吉田篤弘『流星シネマ』ハルキ文庫

 

 

 ぽつりぽつりと繰り出される小さな語りが静かに連なっていく。小さな語りに語られた物語の断片が時間の経過をおいて——ときに過去を顧みる行為を経て——ひとつの物語を成していく。

 また、語られている物語の舞台は日本なのだけれども、語り部である僕(太郎)の主観がやや曖昧なためか詳細な輪郭がぼやけて見え、どこか知らない国を舞台にしているかのように思えるところがあった。

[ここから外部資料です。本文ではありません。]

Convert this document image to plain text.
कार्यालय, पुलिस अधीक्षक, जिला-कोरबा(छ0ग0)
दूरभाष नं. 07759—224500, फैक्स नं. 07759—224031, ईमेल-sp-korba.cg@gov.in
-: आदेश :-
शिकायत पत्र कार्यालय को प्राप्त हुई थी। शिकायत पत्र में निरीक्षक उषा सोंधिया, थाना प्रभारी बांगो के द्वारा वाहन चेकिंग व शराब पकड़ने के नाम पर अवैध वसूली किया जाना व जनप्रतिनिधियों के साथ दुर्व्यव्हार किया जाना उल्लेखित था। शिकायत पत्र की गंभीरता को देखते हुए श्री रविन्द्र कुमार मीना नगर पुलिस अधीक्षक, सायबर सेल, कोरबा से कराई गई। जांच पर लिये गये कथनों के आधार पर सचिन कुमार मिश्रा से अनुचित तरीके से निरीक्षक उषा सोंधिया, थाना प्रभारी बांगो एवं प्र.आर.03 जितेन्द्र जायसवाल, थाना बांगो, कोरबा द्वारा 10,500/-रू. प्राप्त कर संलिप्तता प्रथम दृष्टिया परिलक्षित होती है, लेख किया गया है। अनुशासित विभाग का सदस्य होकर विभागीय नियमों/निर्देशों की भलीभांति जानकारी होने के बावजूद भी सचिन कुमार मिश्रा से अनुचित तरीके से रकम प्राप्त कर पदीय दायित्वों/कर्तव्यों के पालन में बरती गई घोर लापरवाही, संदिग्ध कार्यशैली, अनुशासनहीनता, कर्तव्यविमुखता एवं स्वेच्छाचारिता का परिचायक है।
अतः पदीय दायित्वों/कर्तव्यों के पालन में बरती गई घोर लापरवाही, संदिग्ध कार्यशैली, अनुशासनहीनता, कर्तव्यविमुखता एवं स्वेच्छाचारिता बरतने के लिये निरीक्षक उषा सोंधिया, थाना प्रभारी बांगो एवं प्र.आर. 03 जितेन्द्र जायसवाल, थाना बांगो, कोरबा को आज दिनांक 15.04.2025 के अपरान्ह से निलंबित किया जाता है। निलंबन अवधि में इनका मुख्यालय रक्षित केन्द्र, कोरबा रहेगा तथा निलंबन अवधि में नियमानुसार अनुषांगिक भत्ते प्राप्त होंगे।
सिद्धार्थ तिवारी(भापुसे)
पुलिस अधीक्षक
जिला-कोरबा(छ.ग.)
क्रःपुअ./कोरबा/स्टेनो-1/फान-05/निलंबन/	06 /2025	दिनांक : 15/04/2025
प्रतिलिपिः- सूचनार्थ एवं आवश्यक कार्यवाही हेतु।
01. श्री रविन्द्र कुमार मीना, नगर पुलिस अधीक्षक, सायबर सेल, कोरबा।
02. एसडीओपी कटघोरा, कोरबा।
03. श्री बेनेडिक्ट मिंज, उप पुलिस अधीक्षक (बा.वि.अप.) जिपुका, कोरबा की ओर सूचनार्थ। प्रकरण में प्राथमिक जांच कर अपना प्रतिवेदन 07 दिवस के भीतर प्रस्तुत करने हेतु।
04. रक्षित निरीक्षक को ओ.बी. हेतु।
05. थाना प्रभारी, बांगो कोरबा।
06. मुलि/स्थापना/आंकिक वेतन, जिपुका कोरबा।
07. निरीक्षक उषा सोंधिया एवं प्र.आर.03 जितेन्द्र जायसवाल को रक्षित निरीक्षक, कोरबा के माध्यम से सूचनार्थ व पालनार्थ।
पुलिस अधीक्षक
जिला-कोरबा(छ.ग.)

 そして、この文章を心地良いと感じるときとそうでもないと感じるときがある。明確にトーンが変わるのはアキヤマくんが登場する部分で、それまでとても身軽に感じられた僕に過去という重石がのしかかるからなのかもしれない。

 そうした印象を受けた。

 

 どうにも取り留めがない。

 この本を読んでいるときも前半は集中して読んでいたのだけれど、なかばに差し掛かったところでいったん中断してしまい、少し間を置いてそれなりに集中して読み、読了した。

 なかばまで読んで気がそぞろになってしまったのか、気がそぞろになったからそういう読み方をしてしまったのか……。

 ここ最近のことを思い返すと恐らく後者であろうと思われる。